Regulators propose stress testing for mutual funds
In February, we highlighted an announcement from SEC Chair Mary Jo White that the SEC would be taking a closer look at the regulation of mutual funds and the asset management industry to ensure that appropriate risk controls are in place.
Improved stress testing among firms will require them to have a more detailed plan in place for the transition of their clients' assets under certain circumstances, like economic depression.
A few months have passed, and tightening of regulations around mutual funds is topping the priority list of several other regulators—including the International Monetary Fund (IMF).
"Supervision of funds and asset managers is generally weak across jurisdictions," said the IMF. It's because of this weak supervision that financial soundness indicators haven't been developed and why there hasn't been much stress testing of funds and asset management firms.

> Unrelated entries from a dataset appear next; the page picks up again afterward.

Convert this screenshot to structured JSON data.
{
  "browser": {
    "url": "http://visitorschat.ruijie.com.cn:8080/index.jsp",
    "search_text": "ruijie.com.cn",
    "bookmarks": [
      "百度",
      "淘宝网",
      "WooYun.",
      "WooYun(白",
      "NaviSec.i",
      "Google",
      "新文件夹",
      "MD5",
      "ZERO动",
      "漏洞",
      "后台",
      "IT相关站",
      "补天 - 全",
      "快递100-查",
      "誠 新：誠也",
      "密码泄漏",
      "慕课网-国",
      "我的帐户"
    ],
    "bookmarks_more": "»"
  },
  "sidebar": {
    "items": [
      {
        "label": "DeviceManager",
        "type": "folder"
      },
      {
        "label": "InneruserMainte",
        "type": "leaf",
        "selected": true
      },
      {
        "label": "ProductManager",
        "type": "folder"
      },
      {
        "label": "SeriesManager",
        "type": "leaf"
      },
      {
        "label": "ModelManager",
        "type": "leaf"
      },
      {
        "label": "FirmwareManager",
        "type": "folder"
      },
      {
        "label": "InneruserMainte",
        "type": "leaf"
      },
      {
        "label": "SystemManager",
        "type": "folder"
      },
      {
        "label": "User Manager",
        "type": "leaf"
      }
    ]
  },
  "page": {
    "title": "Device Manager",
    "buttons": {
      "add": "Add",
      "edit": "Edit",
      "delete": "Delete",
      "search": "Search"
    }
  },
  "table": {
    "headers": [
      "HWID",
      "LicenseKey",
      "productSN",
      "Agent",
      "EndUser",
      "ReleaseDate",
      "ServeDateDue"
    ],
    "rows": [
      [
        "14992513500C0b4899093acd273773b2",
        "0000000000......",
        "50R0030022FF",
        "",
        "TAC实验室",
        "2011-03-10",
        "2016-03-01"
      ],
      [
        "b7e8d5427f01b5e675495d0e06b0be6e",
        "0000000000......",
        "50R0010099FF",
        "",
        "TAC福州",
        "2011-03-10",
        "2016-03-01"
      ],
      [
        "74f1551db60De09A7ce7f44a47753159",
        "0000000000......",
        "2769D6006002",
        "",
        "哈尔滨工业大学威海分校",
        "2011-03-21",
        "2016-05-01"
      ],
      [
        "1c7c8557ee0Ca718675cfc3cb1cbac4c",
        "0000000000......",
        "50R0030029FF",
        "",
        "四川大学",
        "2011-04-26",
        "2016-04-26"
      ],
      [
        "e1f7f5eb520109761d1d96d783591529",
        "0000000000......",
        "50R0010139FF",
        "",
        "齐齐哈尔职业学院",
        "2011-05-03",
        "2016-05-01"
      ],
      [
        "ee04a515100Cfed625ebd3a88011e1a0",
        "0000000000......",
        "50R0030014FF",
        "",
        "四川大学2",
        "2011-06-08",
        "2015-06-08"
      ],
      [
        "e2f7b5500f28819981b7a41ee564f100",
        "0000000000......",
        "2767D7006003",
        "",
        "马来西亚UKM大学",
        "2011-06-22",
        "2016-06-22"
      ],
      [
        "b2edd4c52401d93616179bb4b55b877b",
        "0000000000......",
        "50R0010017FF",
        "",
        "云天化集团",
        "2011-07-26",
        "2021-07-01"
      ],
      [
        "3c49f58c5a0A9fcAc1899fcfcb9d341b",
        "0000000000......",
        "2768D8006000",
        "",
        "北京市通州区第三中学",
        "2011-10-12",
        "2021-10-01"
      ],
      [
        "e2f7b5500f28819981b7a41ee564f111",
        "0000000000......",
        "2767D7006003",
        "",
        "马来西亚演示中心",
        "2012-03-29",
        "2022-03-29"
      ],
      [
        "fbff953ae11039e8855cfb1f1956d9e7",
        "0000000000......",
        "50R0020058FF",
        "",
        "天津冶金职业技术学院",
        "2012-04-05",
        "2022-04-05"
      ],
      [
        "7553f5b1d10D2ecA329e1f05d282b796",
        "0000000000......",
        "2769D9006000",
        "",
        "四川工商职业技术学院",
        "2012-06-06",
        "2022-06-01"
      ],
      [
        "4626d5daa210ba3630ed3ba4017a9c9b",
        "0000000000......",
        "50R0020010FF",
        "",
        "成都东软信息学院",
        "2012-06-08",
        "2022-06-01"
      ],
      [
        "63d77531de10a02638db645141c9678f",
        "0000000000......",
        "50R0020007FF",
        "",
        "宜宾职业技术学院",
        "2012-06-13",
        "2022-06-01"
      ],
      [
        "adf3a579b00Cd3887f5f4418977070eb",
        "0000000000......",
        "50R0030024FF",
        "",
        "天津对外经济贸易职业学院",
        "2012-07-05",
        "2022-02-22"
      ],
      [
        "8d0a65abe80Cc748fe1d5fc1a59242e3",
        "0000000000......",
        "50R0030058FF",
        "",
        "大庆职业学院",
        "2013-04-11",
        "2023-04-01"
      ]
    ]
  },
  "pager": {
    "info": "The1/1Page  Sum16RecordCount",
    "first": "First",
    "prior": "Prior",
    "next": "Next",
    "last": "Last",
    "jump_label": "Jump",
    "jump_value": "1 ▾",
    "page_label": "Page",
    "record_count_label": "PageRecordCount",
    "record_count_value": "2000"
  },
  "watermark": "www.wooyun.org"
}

Some of the largest asset managers, like BlackRock Inc., are also jumping aboard this train—endorsing stress testing of mutual funds in a letter to the Financial Stability Oversight Council (FSOC).
Under pressure from Congress, the FSOC had asked the industry if asset managers’ activities could threaten the financial system. It even considered labeling some U.S. fund managers “systematically important non-banks,” which would've subjected them to oversight by the Federal Reserve, but that has yet to come to fruition. Many firms believe that this decision should be handled by the SEC and not the FSOC.
Core to this argument is that many fund managers don't believe they post a systematic risk to the financial system and that their business model is fundamentally different than that of banks. Many others argue that their systematic risk is similar.
Regardless of the classification of fund managers and asset firms, it doesn’t appear that stress testing is going by the wayside anytime soon. Stress testing measures have been applied to other sectors of the financial industry, and mutual funds may be the next step.